| The article assumes that the location data must have been collected because he gave an app permission to access his location. I bet they couldn’t figure out which app it was because it wasn’t an app. Cell service providers can and do track your cellphone location. All they have to do is measure the signal strength of your cellphone at different towers, and they can triangulate its position. https://www.vice.com/en_us/article/nepxbz/i-gave-a-bounty-hu... I’m not familiar with other locations, but in the US, you only have the choice between three cell service providers. All of them admit to selling their own customer’s location data to third parties in their Privacy Policies. AT&T https://about.att.com/csr/home/privacy/full_privacy_policy.h... Verizon https://www.verizon.com/about/privacy/full-privacy-policy T-Mobile/Sprint https://www.t-mobile.com/privacy-center/our-practices/privac... Remember, you’re paying for these services. But they still sell you out. I seriously recommend you read the privacy policy for your provider. It seems they collect as much data as possible (not just location, also browsing history and a whole host of other metrics) and share it with as many different parties as possible. If you are using a cellphone, your location is being tracked. Period. You can’t avoid it. Even TOR isn’t gonna help you. |
I worked on this story (and the others, we're still publishing [1] [2]).

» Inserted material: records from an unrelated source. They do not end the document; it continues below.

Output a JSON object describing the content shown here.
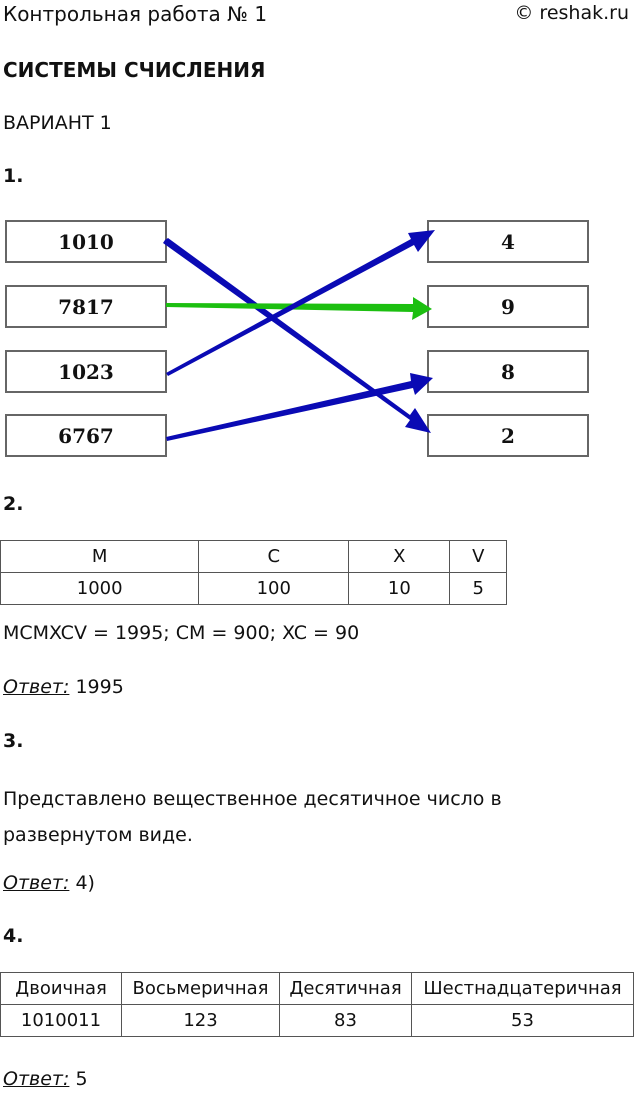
{
  "header": {
    "title": "Контрольная работа № 1",
    "copyright": "© reshak.ru"
  },
  "heading": "СИСТЕМЫ СЧИСЛЕНИЯ",
  "variant": "ВАРИАНТ 1",
  "task1": {
    "number": "1.",
    "left": [
      "1010",
      "7817",
      "1023",
      "6767"
    ],
    "right": [
      "4",
      "9",
      "8",
      "2"
    ],
    "arrow_colors": {
      "blue": "#0a0ab4",
      "green": "#1cbf10"
    }
  },
  "task2": {
    "number": "2.",
    "headers": [
      "M",
      "C",
      "X",
      "V"
    ],
    "values": [
      "1000",
      "100",
      "10",
      "5"
    ],
    "note": "MCMXCV = 1995; CM = 900; XC = 90",
    "answer_label": "Ответ:",
    "answer": "1995"
  },
  "task3": {
    "number": "3.",
    "text": "Представлено вещественное десятичное число в развернутом виде.",
    "answer_label": "Ответ:",
    "answer": "4)"
  },
  "task4": {
    "number": "4.",
    "headers": [
      "Двоичная",
      "Восьмеричная",
      "Десятичная",
      "Шестнадцатеричная"
    ],
    "values": [
      "1010011",
      "123",
      "83",
      "53"
    ],
    "answer_label": "Ответ:",
    "answer": "5"
  }
}
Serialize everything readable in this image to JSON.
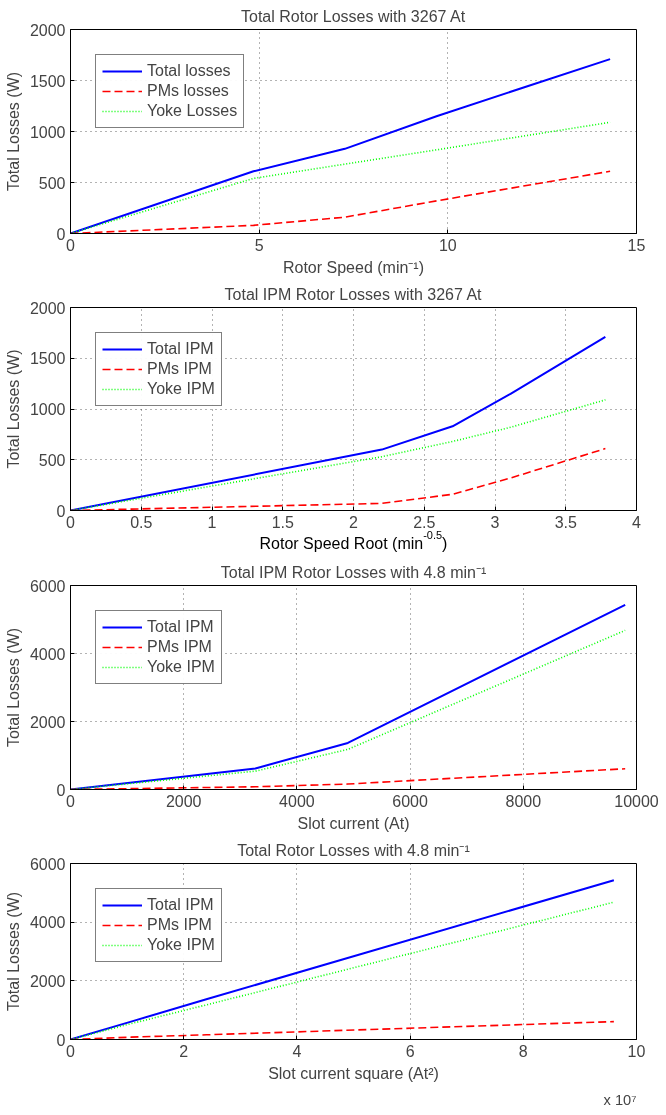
{
  "chart_data": [
    {
      "type": "line",
      "title": "Total Rotor Losses with 3267 At",
      "xlabel": "Rotor Speed (min⁻¹)",
      "ylabel": "Total Losses (W)",
      "x": [
        0,
        4.85,
        7.27,
        9.7,
        14.3
      ],
      "series": [
        {
          "name": "Total losses",
          "color": "#0000ff",
          "line_style": "solid",
          "values": [
            0,
            610,
            830,
            1150,
            1710
          ]
        },
        {
          "name": "PMs losses",
          "color": "#ff0000",
          "line_style": "dashed",
          "values": [
            0,
            80,
            160,
            320,
            610
          ]
        },
        {
          "name": "Yoke Losses",
          "color": "#00ff00",
          "line_style": "dotted",
          "values": [
            0,
            540,
            680,
            820,
            1090
          ]
        }
      ],
      "xlim": [
        0,
        15
      ],
      "ylim": [
        0,
        2000
      ],
      "xticks": [
        0,
        5,
        10,
        15
      ],
      "yticks": [
        0,
        500,
        1000,
        1500,
        2000
      ],
      "grid": true,
      "legend": "top left"
    },
    {
      "type": "line",
      "title": "Total IPM Rotor Losses with 3267 At",
      "xlabel": "Rotor Speed Root (min$^{-0.5}$)",
      "ylabel": "Total Losses (W)",
      "x": [
        0,
        2.2,
        2.7,
        3.11,
        3.78
      ],
      "series": [
        {
          "name": "Total IPM",
          "color": "#0000ff",
          "line_style": "solid",
          "values": [
            0,
            600,
            830,
            1150,
            1710
          ]
        },
        {
          "name": "PMs IPM",
          "color": "#ff0000",
          "line_style": "dashed",
          "values": [
            0,
            70,
            160,
            320,
            610
          ]
        },
        {
          "name": "Yoke IPM",
          "color": "#00ff00",
          "line_style": "dotted",
          "values": [
            0,
            530,
            680,
            820,
            1090
          ]
        }
      ],
      "xlim": [
        0,
        4
      ],
      "ylim": [
        0,
        2000
      ],
      "xticks": [
        0,
        0.5,
        1,
        1.5,
        2,
        2.5,
        3,
        3.5,
        4
      ],
      "yticks": [
        0,
        500,
        1000,
        1500,
        2000
      ],
      "grid": true,
      "legend": "top left"
    },
    {
      "type": "line",
      "title": "Total IPM Rotor Losses with 4.8 min⁻¹",
      "xlabel": "Slot current (At)",
      "ylabel": "Total Losses (W)",
      "x": [
        0,
        3267,
        4900,
        9800
      ],
      "series": [
        {
          "name": "Total IPM",
          "color": "#0000ff",
          "line_style": "solid",
          "values": [
            0,
            620,
            1370,
            5430
          ]
        },
        {
          "name": "PMs IPM",
          "color": "#ff0000",
          "line_style": "dashed",
          "values": [
            0,
            80,
            160,
            610
          ]
        },
        {
          "name": "Yoke IPM",
          "color": "#00ff00",
          "line_style": "dotted",
          "values": [
            0,
            540,
            1180,
            4680
          ]
        }
      ],
      "xlim": [
        0,
        10000
      ],
      "ylim": [
        0,
        6000
      ],
      "xticks": [
        0,
        2000,
        4000,
        6000,
        8000,
        10000
      ],
      "yticks": [
        0,
        2000,
        4000,
        6000
      ],
      "grid": true,
      "legend": "top left"
    },
    {
      "type": "line",
      "title": "Total Rotor Losses with 4.8 min⁻¹",
      "xlabel": "Slot current square (At²)",
      "ylabel": "Total Losses (W)",
      "x": [
        0,
        1.07,
        2.4,
        9.6
      ],
      "series": [
        {
          "name": "Total IPM",
          "color": "#0000ff",
          "line_style": "solid",
          "values": [
            0,
            610,
            1370,
            5430
          ]
        },
        {
          "name": "PMs IPM",
          "color": "#ff0000",
          "line_style": "dashed",
          "values": [
            0,
            80,
            160,
            610
          ]
        },
        {
          "name": "Yoke IPM",
          "color": "#00ff00",
          "line_style": "dotted",
          "values": [
            0,
            540,
            1180,
            4680
          ]
        }
      ],
      "xlim": [
        0,
        10
      ],
      "ylim": [
        0,
        6000
      ],
      "xticks": [
        0,
        2,
        4,
        6,
        8,
        10
      ],
      "yticks": [
        0,
        2000,
        4000,
        6000
      ],
      "grid": true,
      "legend": "top left",
      "annotations": [
        "x 10⁷"
      ]
    }
  ]
}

The dataset we bought from Tamoco didn't contain an app name for most of the data. So instead of guessing, we're open about the fact that we don't quite know. Which is sort of the issue here – there's not a lot of transparency around what is collected and by whom.
The Norwegian Data Protection Agency (DPA) has opened an investigation into Tamoco [2] after our first story, and they want to cooperate with the UK DPA.